SEVERINI ABBRACCIA L’AMITERNINA: “QUI SI RESPIRA CALCIO, NEL LAZIO UN PO’ MENO…”

SEVERINI ABBRACCIA L’AMITERNINA: “QUI SI RESPIRA CALCIO, NEL LAZIO UN PO’ MENO…”

Pochi giorni dopo Natale Luca Severini ha raggiunto l’accordo con l’Amiternina, formazione militante nel Girone F della Serie D.

L’ex centrocampista di Civitavecchia, Fonte Nuova e Montecelio è dunque tornato in una regione, l’Abruzzo, che conosce assai bene per averci giocato già in due occasioni in passato con le maglie di Val di Sangro e Luco Canistro.

Salutato il Palestrina prima che il club arancioverde decidesse di ritirarsi dal campionato per le note vicende, il regista aveva ricevuto offerte anche dalla Vigor Acquapendente e da un club umbro, ma la possibilità di tornare a confrontarsi con un calcio a lui assai congeniale, anche per motivi ambientali, lo ha immediatamente indirizzato verso il club di Scoppito.

Ieri l’esordio in maglia giallorossa contro gli ascolani del Monticelli (avversari nel giugno scorso del Serpentara BellegraOlevano nella corsa-play off).

E’ finita 0-0 con più di un rimpianto, ma Severini nutre grande fiducia nella squadra nonostante l’attuale ultimo posto in classifica.

“La possibilità di tornare a giocare qui in Abruzzo si è sviluppata poche settimane fa – racconta ai nostri microfoni Severini – Da queste parti mi conoscono bene per averci già giocato in precedenza e così, quando il mio procuratore mi ha presentato la proposta dell’Amiternina non ho avuto esitazione alcuna nell’accettare”.

Nessun dubbio, neppure circa l’attuale condizione di classifica della squadra.

“Questa è una società seria, sana e puntuale nei suoi impegni – conferma il centrocampista – L’assoluta volontà di raggiungere la salvezza è testimoniata anche dal fatto che, oltre a me, abbia rinforzato la squadra con altri cinque innesti di valore, tra i quali un’altra vecchia conoscenza del calcio laziale come Mauro Mucciarelli.

Salvo il rammarico di non aver centrato la vittoria ieri nonostante la meritassimo ampiamente, io sono più che convinto che riusciremo quantomeno a raggiungere i play-out a fine stagione.

Personalmente le imprese difficili non mi spaventano.

Già in passato mi sono trovato a lottare per una salvezza che sembrava impossibile e ce l’ho fatta”.

Stimoli in più, alimentati peraltro anche dalla possibilità di disputare un campionato in cui davvero non mancano avversari di blasone e tradizione.

“Qui una domenica ti trovi di fronte il Campobasso, un’altra la Sambenedettese e quella dopo ancora il Chieti o l’Isernia – ammette Severini – Giocare davanti a cinquemila persona è un qualcosa che ti avvicina di più al calcio propriamente detto.

Rispetto al Lazio c’è una differenza notevole, sia dal punto di vista tecnico che da quello organizzativo.

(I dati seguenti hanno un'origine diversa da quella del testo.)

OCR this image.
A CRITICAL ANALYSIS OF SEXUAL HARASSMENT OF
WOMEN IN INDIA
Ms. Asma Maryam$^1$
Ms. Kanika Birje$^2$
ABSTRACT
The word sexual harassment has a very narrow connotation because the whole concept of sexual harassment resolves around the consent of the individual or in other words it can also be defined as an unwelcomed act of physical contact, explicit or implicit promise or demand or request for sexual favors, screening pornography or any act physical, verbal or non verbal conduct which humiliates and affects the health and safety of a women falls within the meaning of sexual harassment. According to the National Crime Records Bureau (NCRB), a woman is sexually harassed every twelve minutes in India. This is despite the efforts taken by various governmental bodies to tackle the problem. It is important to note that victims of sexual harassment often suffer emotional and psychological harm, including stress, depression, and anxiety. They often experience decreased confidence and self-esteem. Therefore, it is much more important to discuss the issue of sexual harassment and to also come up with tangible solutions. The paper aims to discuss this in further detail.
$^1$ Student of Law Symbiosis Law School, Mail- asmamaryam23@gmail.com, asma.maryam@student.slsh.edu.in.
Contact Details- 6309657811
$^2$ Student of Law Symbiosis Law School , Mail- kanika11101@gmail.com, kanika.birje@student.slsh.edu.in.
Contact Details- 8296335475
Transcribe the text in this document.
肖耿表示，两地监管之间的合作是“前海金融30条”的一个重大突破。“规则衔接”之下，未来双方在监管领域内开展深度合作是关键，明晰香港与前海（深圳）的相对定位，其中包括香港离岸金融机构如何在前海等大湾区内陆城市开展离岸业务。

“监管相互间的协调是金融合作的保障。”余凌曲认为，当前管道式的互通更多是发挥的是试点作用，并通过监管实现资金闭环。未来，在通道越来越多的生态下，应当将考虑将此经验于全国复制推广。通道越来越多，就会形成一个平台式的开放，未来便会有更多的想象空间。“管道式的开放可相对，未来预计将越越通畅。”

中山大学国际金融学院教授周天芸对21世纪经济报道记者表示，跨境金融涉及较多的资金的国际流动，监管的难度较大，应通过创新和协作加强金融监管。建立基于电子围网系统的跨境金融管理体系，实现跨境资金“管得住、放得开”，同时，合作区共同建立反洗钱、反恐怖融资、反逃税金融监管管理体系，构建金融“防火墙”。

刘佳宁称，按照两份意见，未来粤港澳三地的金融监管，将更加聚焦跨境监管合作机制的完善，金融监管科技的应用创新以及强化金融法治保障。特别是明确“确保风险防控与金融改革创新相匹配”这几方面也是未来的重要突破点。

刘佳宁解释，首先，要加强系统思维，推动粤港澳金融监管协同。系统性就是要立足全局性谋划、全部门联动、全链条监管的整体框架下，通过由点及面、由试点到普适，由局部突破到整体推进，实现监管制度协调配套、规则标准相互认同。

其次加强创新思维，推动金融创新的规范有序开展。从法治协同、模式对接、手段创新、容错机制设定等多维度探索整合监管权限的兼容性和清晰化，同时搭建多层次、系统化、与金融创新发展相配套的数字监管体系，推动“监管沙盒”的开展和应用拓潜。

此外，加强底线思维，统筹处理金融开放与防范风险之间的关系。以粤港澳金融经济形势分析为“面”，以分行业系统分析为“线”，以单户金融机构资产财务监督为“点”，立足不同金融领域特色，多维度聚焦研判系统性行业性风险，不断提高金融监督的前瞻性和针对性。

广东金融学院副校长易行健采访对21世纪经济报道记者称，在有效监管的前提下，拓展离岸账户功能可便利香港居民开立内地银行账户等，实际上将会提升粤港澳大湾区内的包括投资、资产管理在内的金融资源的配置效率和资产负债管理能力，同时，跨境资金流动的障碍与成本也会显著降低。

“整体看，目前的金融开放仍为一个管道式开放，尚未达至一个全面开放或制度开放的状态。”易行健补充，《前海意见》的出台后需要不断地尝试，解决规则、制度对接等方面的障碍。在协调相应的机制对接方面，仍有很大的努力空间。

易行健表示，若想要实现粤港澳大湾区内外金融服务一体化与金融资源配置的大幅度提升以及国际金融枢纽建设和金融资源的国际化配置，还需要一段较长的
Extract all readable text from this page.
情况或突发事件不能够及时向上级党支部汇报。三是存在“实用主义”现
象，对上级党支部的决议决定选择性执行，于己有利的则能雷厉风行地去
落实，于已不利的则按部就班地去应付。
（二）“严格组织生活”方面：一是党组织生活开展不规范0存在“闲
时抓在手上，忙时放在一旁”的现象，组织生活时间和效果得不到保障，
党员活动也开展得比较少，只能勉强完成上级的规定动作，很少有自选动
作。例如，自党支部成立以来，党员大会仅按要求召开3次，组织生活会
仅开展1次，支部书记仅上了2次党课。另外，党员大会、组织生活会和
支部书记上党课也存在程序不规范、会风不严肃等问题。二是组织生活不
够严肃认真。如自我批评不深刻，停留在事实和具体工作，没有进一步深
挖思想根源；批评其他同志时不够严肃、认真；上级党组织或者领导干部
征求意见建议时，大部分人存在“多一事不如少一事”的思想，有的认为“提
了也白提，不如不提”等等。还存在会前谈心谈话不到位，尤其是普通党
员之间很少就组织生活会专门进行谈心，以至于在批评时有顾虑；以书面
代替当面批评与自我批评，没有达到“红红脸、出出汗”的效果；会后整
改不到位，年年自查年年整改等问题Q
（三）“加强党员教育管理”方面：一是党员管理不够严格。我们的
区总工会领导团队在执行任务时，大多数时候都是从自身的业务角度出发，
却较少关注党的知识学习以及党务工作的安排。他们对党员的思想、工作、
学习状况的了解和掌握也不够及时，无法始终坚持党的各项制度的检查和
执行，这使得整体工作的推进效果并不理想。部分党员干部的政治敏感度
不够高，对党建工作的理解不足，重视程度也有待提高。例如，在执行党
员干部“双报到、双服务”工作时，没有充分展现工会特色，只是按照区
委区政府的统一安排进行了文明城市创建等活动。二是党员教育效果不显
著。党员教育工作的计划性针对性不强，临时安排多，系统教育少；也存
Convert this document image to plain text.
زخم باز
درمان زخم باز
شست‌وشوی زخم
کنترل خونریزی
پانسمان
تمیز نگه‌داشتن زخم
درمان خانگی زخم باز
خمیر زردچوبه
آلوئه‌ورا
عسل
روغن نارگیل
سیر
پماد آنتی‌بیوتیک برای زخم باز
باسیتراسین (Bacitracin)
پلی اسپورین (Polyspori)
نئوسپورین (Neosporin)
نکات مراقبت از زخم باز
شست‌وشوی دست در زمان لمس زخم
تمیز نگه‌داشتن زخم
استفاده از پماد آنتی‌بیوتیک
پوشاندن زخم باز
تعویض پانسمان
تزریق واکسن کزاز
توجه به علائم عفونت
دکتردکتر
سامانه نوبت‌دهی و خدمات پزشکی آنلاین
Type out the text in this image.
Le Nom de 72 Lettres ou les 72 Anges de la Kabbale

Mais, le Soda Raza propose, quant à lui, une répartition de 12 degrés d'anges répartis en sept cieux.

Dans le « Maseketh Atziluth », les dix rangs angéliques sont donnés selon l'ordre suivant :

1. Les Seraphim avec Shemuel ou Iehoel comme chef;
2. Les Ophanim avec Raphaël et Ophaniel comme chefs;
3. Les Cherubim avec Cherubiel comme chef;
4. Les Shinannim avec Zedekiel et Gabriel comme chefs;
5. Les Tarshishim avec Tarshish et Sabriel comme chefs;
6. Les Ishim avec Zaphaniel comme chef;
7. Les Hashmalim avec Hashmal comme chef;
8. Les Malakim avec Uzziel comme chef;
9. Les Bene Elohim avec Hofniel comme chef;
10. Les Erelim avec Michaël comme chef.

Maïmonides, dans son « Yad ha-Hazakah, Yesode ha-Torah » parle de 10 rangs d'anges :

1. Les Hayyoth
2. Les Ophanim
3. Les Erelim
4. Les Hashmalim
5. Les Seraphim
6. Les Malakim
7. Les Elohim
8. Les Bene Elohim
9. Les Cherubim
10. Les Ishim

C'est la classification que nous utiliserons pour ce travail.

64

I ritmi in campo sono decisamente più alti, ma è soprattutto il contesto ad essere diverso”.

Il perchè è presto detto.

“In Abruzzo tutte le squadre vanno in ritiro il giorno prima di una partita, mentre da noi accade raramente – sottolinea il giocatore – In più credo che la presenza di Roma e Lazio rappresenti un freno per le categorie più basse.

In Abruzzo che il Pescara militi in Serie B non sposta nulla, basti vedere quanta gente va a vedere Samb, Chieti o Fano.

Nella nostra regione club che pure giocano in Lega Pro come Lupa Roma e Lupa Castelli Romani riescono a racimolare appena un centinaio di spettatori quando giocano in casa.

Per finire c’è anche la questione-campi.

Nel Lazio vengono omologati terreni di gioco in terra battuta e non strutture come quelle del Palestrina…”.

Il finale è dedicato proprio alla sua ex società di appartenenza.

“Provo grande amarezza per quello che è accaduto a Palestrina, un club che per la sua storia non avrebbe assolutamente meritato questa situazione – chiude il centrocampista – La storia del Palestrina non doveva finire così e mi dispiace molto anche per il direttore, per i miei ex compagni di squadra e per il mister che si sono ritrovati senza squadra per colpe non loro nè della società.

Adesso due come Salfa e Oddi, per i quali sono quasi un figlio, sono costretti a restare in stand-by fino a giugno e questo fa male.

Speriamo di poter tornare a lavorare insieme in futuro”.